I have been fortunate to have had several great mentors throughout my career. I had the opportunity to see what good looks like. Managers who empowered me to take on more responsibility as it became available, and the respect, trust, and support to give me significant autonomy to run my business. There were 2 pivotal moments in my career. When I was first promoted to sales management, a man who reported to me told me a few years later that he never thought he could work for a female manager but realized it had been a great experience and very beneficial to developing his skills as a salesperson. The second pivotal moment in my career was when I was asked to take over technology sales in EMEA, and in the same year, build a CLM sales team from the ground up due to an acquisition. Both were great experiences, much was learned, and it really expanded my knowledge in the legal industry I love.

Have you ever noticed a time in your career where your gender proved to differentiate you?

First, I will note that the great mentors I mentioned above all happened to be men. Most in enterprise technology sales leadership are actually men. The majority of my peers have also been men. So take heart, there are good men in leadership out there!

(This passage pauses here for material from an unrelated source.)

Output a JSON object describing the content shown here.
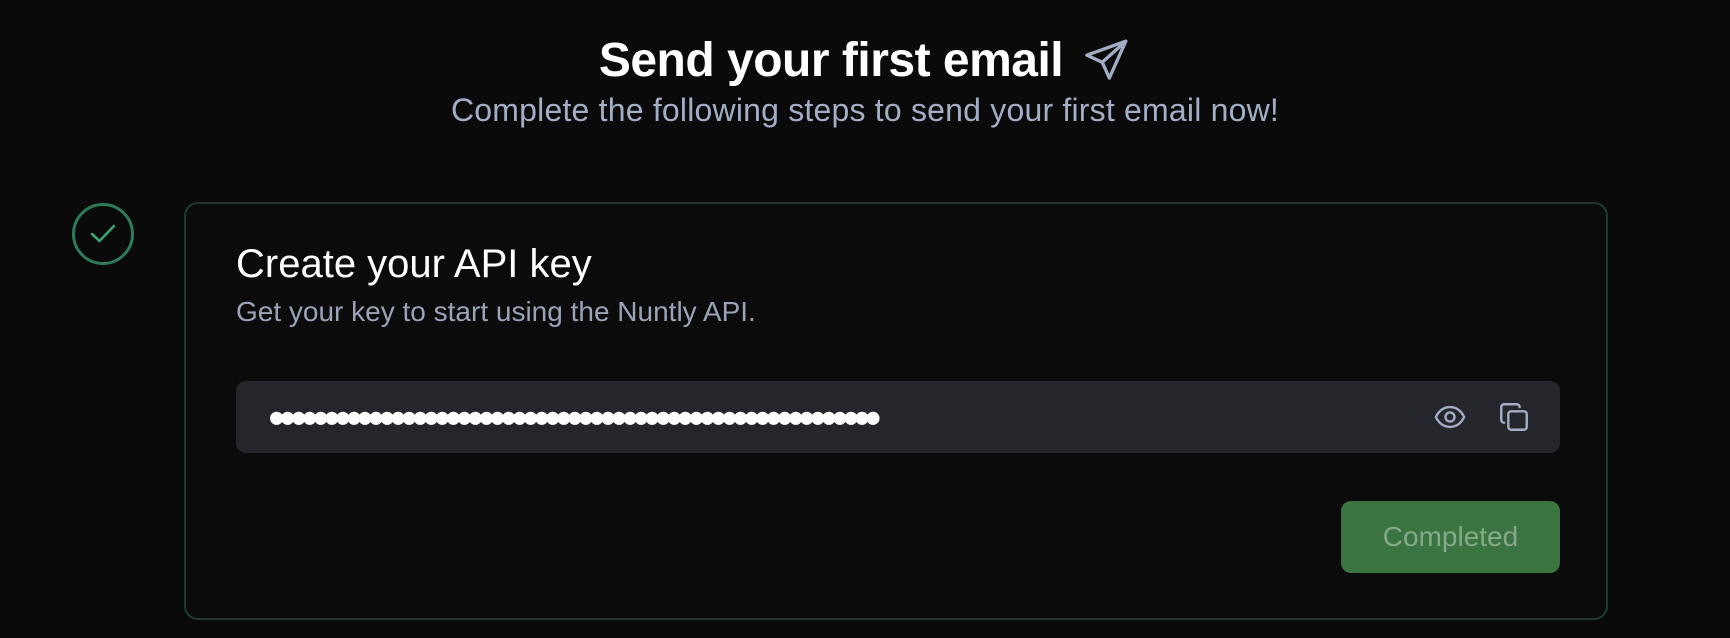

But I will also say, the road can and will be harder for women – especially to achieve senior leadership roles. Too many companies will hire from the outside, rather than promote a qualified woman from within.

What is your advice for someone working in a predominately male workplace?

I have been on teams where I felt gender was never even noticed. We all respected each other, and we all worked hard. I have also been a part of teams and companies where it was clear there was an “old boys club” culture, and I was not in the inner circle. I chose to work hard, gain their respect, and try to break through that “old boys club”. That’s why I say the road for women can and will be harder. You may have to work harder than your male peers, you may need to learn more than everyone else to get their respect. In the end, you’ll have to decide whether respect and career growth are achievable where you are or whether it’s time to find it somewhere else.

What do you think companies could do to motivate more women to pursue careers in technology?

I am a big believer in developing your network and finding mentors. Companies that have these programs in place for women send a strong message. Today, there are so many more women in technology than when I started. That’s great to see. It is also important for companies to show they promote women to senior management roles from within. When women see other women succeed and lead, they will follow.